Reputation: 2973
I have a vector<uint64_t> keys
and a vector<char> vals
, both of size N
. I would like to sort keys
and vals
based on entries in keys
.
An obvious solution is copying into a vector<pair<uint64_t, char>>
, sorting that, and copying the sorted data back out, but I would like to avoid copying, and I would like to avoid the alignment padding: sizeof(pair<uint64_t, char>)
is 2*sizeof(uint64_t)
, or 16 bytes, due to alignment; much more than the 9 bytes needed.
In other words, although the following C++11 implementation is correct, it is not efficient enough:
#include <algorithm>
#include <tuple>
using namespace std;
void aux_sort(vector<uint64_t> & k, vector<char> & v) {
vector<pair<uint64_t, char> > kv(k.size());
for (size_t i = 0; i < k.size(); ++i) kv[i] = make_pair(k[i], v[i]);
sort(kv.begin(), kv.end());
for (size_t i = 0; i < k.size(); ++i) tie(k[i], v[i]) = kv[i];
}
Although the following C++11 implementation is correct, I want to use std::sort
instead of hand-coding my own sorting algorithm:
#include <algorithm>
using namespace std;
void aux_sort(vector<uint64_t> & k, vector<char> & v) {
for (size_t i = 0; i < k.size(); ++i)
for (size_t j = i; j--;)
if (k[j] > k[j + 1]) {
iter_swap(&k[j], &k[j + 1]);
iter_swap(&v[j], &v[j + 1]);
}
}
(Edit to add, in response to @kfsone) Although the following implementation is correct, it is not in-place, since permutation according to indices
needs a copy (or alternatively, a prohibitively complex linear time in-place permutation algorithm that I am not going to implement):
#include <algorithm>
#include <tuple>
using namespace std;
void aux_sort(vector<uint64_t> & k, vector<char> & v) {
vector<size_t> indices(k.size());
iota(indices.begin(), indices.end(), 0);
sort(indices.begin(), indices.end(),
[&](size_t a, size_t b) { return k[a] < k[b]; });
vector<uint64_t> k2 = k;
vector<char> v2 = v;
for (size_t i = 0; i < k.size(); ++i)
tie(k[i], v[i]) = make_pair(k2[indices[i]], v2[indices[i]]);
}
What is the easiest way to apply STL algorithms such as std::sort
to a sequence of key/value-pairs in-place, with keys and values stored in separate vectors?

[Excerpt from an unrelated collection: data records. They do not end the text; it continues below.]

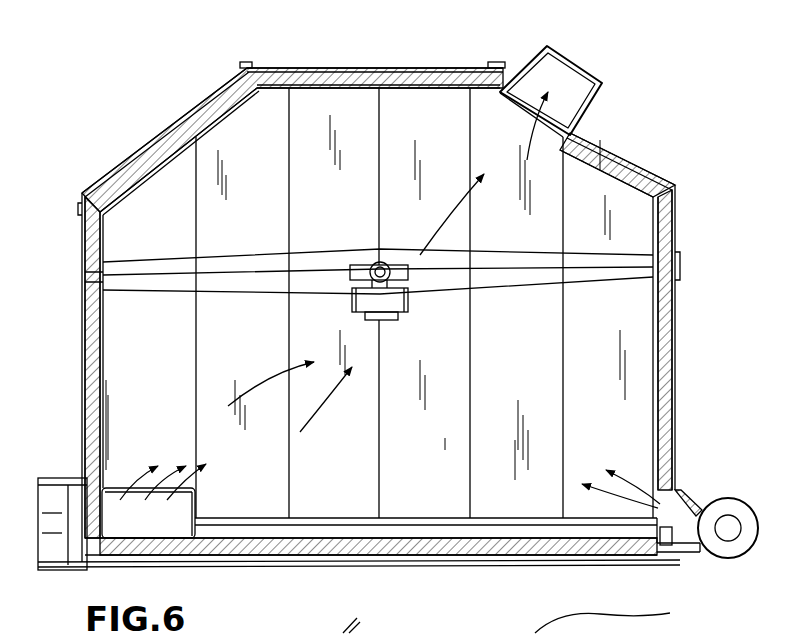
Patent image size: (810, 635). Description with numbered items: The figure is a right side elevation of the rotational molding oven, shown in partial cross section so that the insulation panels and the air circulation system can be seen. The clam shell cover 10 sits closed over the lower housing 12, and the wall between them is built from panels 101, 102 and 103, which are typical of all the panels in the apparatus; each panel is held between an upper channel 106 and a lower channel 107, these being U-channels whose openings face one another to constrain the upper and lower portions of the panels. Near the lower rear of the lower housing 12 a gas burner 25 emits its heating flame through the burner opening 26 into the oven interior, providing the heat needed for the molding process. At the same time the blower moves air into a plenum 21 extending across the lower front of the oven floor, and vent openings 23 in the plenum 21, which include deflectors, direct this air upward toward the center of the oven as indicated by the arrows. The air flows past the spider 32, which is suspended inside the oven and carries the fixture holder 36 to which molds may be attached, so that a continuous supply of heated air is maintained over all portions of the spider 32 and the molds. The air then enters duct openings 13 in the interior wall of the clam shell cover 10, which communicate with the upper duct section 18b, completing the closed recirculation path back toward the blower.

The clam shell cover 10 is at (423, 62).
The lower housing 12 is at (684, 366).
The duct openings 13 is at (566, 135).
The upper duct section 18b is at (582, 66).
The plenum 21 is at (198, 500).
The vents 23 is at (130, 488).
The gas burner 25 is at (734, 498).
The burner opening 26 is at (614, 486).
The spider 32 is at (377, 254).
The fixture holder 36 is at (406, 305).
The panel 101 is at (255, 303).
The panel 102 is at (339, 303).
The panel 103 is at (481, 303).
The upper channel 106 is at (178, 290).
The lower channel 107 is at (259, 519).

Background: My application is reading large (40 000 by 40 000) rasters that represent terrains, one row at a time. One raster assigns each cell a label between 0 and 10 000 000 such that labels are contiguous, and another raster assigns each cell a value between 0 and 255. I want to sum the values for each label in an efficient manner, and I think the fastest way is to sort the label row, and for each swap during the sort, apply the same swap in the value row. I want to avoid coding std::sort, std::set_intersection and others by hand.
Upvotes: 1
Views: 749
Reputation: 2973
In fact it is easy to permute the input vectors according to indices
in-place (contrary to the claim in the question):
#include <algorithm>
#include <tuple>
using namespace std;
void aux_sort(vector<uint64_t> & k, vector<char> & v) {
vector<size_t> indices(k.size());
iota(indices.begin(), indices.end(), 0);
sort(indices.begin(), indices.end(),
[&](size_t a, size_t b) { return k[a] < k[b]; });
for (size_t i = 0; i < k.size(); ++i)
while (indices[i] != i) {
swap(k[i], k[indices[i]]);
swap(v[i], v[indices[i]]);
swap(indices[i], indices[indices[i]]);
}
}
However, this solution is perhaps undesirable since it incurs many more cache-faults than the sorting itself as the input is traversed in the order of indices
, which can possibly incur one cache fault per element. On the other hand, quicksort incurs much fewer cache faults (O(n/B log n/M) when pivots are random, where B is the size of a cache line and M is the size of the cache).
Upvotes: 1
Reputation: 275906
Range adapters. The most direct route would be a zip range, that takes two equal length ranges over T and U respectively, and produces a range over pair<T&,U&>
. (containers are a kind of range -- a range that owns its contents)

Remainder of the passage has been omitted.